Par Bertrand Moulin le vendredi, juin 25 2010, 10:42 - Découverte - Lien permanent
Sortie découverte sur le Haut-Allier

L’Allier est une rivière dont la source se situe dans les montagnes cévénnoles au Moure de la Gardille à 1503 m d’altitude. Débutant son parcours en Lozère, elle pénètre très vite dans le département de la Haute Loire et constitue sur quelques dizaines de kilomètres une limite entre ces deux entités administratives.
La partie supérieure de l’Allier, entre la source et Pont d’Alleyras, chemine à travers des unités géologiques contrastées, des plateaux basaltiques du Velay Volcanique au massifs granitiques de la Margeride. S'écoulant dans une vallée encaissée et relativement préservée, la seule trace visible de l'homme est la voie ferrée qui de viaducs en tunnels suit le tracé de la rivière. Les ouvrages d'art, impressionnants et majestueux, se confondent parfois par mimétisme dans ce théâtre naturel. Témoins d'enjeux de communication révolus, ils s'inscrivent au patrimoine de cette vallée avec les rapaces et les saumons atlantiques qui, sur l'Allier, parviennent à réaliser leur migration reproductrice jusqu'au cœur de la France (voir le site du Conservatoire National du Saumon Sauvage).

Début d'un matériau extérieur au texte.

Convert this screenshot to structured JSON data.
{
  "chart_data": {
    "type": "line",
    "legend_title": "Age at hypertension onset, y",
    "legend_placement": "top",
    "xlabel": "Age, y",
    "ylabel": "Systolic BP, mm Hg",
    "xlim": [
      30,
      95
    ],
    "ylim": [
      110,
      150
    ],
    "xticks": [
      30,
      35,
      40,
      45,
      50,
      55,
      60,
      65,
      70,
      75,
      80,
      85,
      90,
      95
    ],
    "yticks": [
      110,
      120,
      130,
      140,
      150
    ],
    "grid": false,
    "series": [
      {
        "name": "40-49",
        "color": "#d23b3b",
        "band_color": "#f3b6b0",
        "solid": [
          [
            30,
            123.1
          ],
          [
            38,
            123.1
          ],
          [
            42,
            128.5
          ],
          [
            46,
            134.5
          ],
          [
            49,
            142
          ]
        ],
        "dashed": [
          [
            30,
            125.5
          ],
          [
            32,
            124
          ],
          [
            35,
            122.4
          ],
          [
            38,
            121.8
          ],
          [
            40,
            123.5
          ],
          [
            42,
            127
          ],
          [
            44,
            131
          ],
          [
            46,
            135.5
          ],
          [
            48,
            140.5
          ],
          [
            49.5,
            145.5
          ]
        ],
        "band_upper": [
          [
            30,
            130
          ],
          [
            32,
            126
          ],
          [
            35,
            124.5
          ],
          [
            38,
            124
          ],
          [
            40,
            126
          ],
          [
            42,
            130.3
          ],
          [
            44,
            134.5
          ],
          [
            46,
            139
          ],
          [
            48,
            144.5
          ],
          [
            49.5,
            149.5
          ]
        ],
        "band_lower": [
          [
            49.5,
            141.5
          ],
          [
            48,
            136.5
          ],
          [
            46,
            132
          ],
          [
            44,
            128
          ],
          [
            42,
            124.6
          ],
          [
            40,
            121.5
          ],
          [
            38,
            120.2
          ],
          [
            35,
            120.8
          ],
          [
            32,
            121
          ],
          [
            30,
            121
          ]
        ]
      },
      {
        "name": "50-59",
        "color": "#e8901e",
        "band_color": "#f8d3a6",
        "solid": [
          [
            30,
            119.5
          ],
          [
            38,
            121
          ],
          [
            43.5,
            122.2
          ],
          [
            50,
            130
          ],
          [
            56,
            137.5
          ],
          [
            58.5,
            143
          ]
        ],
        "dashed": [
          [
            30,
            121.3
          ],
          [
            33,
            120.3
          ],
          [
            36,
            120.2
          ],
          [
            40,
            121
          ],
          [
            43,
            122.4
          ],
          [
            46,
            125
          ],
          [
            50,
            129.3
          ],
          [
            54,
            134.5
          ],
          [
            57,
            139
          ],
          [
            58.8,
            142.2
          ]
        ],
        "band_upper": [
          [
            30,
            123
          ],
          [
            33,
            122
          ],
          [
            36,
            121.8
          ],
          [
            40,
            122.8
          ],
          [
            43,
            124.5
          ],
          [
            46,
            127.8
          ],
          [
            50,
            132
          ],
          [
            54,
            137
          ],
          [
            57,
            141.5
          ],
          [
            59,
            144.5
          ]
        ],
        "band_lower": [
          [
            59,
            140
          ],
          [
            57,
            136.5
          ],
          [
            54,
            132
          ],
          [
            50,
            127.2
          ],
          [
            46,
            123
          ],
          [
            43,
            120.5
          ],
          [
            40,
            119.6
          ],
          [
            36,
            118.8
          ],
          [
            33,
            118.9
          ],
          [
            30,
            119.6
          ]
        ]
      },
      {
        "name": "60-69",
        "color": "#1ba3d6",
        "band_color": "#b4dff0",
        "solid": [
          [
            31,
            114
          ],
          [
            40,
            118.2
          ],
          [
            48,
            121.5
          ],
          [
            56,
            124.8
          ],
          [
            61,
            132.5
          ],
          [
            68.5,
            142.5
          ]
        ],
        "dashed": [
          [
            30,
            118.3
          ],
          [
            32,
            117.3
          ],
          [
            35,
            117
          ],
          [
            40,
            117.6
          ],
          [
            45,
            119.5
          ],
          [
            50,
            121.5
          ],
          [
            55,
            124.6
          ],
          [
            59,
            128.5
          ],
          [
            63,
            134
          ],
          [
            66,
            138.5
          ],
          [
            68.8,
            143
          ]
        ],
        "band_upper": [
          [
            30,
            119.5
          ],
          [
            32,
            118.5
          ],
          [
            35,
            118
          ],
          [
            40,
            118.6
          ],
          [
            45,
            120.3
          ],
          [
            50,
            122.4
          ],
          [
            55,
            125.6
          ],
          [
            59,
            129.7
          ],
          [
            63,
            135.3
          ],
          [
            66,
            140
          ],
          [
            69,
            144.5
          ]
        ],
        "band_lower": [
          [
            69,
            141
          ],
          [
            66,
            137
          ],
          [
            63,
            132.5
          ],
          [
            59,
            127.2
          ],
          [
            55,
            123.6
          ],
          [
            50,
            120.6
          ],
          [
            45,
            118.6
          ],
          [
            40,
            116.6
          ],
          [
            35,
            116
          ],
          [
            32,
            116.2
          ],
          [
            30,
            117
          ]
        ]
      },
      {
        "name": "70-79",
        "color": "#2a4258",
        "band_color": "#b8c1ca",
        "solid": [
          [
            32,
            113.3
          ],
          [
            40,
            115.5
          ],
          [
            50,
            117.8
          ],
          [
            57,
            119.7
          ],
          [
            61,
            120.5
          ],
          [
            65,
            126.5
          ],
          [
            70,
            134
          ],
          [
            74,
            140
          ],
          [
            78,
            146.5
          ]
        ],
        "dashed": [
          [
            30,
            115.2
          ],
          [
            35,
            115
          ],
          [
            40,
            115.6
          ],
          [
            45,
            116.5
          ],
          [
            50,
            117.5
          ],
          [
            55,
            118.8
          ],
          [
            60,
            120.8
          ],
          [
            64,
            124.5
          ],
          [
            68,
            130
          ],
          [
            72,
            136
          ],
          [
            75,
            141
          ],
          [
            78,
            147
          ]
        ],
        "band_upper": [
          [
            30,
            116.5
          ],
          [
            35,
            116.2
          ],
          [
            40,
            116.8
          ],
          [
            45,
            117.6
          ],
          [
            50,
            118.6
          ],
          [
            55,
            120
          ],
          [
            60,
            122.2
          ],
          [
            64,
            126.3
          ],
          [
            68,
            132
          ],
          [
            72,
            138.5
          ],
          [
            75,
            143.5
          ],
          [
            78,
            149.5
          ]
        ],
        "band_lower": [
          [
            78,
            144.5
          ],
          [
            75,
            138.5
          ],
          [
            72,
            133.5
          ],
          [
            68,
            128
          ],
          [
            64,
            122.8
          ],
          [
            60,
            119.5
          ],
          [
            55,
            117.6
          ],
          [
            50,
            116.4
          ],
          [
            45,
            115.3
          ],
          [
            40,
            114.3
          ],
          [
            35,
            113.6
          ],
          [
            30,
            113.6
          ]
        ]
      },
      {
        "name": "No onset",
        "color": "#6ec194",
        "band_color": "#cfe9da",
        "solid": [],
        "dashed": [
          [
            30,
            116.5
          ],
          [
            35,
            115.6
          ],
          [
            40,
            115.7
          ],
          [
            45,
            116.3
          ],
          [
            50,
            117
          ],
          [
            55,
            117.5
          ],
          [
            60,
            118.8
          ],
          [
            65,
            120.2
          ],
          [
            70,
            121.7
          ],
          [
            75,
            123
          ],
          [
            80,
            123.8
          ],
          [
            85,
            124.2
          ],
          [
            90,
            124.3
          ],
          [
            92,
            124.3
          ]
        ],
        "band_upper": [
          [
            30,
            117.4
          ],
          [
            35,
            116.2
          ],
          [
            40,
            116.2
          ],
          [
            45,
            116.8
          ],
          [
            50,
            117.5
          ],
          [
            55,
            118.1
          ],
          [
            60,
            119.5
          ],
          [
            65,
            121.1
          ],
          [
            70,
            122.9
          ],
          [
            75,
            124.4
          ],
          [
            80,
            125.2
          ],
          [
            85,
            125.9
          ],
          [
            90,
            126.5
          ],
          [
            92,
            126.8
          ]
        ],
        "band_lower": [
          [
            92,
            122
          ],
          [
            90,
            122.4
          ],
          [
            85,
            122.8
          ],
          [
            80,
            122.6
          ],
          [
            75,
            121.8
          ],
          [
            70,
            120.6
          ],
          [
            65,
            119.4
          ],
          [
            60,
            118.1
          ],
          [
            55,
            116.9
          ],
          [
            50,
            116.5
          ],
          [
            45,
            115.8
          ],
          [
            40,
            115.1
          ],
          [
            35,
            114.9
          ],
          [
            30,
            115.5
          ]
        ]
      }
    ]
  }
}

AEMGEO est partie en baleinière (nos fameux boudins rouges sur lequels un reportage dédié arrive) pour une descente de la rivière à l'aval de l'ancien barrage de Saint Étienne du Vigan. Cette ouvrage a été démolit en 1997 par explosion. C’est la première fois qu’un barrage Edf était démantelé dans le but de restaurer une rivière à saumons. Cet effacement qui s’inscrit dans la cadre du Plan Loire Grandeur Nature faisait suite à une étude démontrant que le barrage de Saint-Etienne-du-Vigan stérilisait depuis un siècle une trentaine d’hectares des meilleures frayères à saumon du bassin de la Loire. (fiche présentant l'opération).
L'objectif de ce week-end découverte était de présenter les réajustements de la morphologie du lit de l'Allier suite au relargage de la charge de solide qui était bloquée derrière le barrage de St Étienne de Vignan. Un suivi scientifique a été réalisé par JR. Malavoi et JP Bravard, mais les résultats ne sont pas encore publiés. Nos premières observations montrent que les galets de la rivière sont descendus jusqu'au premier verrou rocheux (lieu dit de la "triple chute" dans les topo d'eaux vive) entrainant une nette diminution de la pente sur ce tronçon et une réactivation des dynamiques de dépôts (formation et érosion de bancs).
Ici, l'opération de restauration est un succès d'un point de vue écologique, rétablissant un corridor biologique pour la faune aquatique. Il faut noter qu’un autre barrage existe encore sur le val d’allier au niveau de Poutès. Des discussions sont en cours afin de décider aujourd’hui de son avenir, l’enjeu étant que l’Allier devienne la première et seule (?) rivière sans barrage majeur le long de son linéaire en France, hormis celui de Naussac situé en tête de bassin, sur l’affluent, le Chapeauroux, et dont l’impact réside essentiellement sur la gestion des débits (soutien d’étiage pour la Loire notamment). La pression est forte, les négociations rudes, et les participants mal identifiés parfois… voir absents. Au delà des paramètres scientifiques et naturalistes, un ouvrage aussi laid que soit son empreinte bétonnée sur le paysage "naturel" est aussi et d'abord un objet social. Diagnostic de territoire, concertation, participation sont des mots qui résonnent dans les projets de restaurations. Ces approches sont-elles efficaces ? Quels sont, à l'heure actuelle, les retours d'expérience ? Comment saisir ces enjeux micro- et macro-sociaux selon les échelles ? Ces questions semblent encore ouvertes. Pour rependre une des conclusions de la journée Inter-Réseaux des gestionnaires des Milieux Aquatiques, les paradigmes de l'aménagement des cours d'eau changent depuis près d'un demi-siècle. Un jour peut être, les seuils et barrages que nous effaçons deviendront du patrimoine.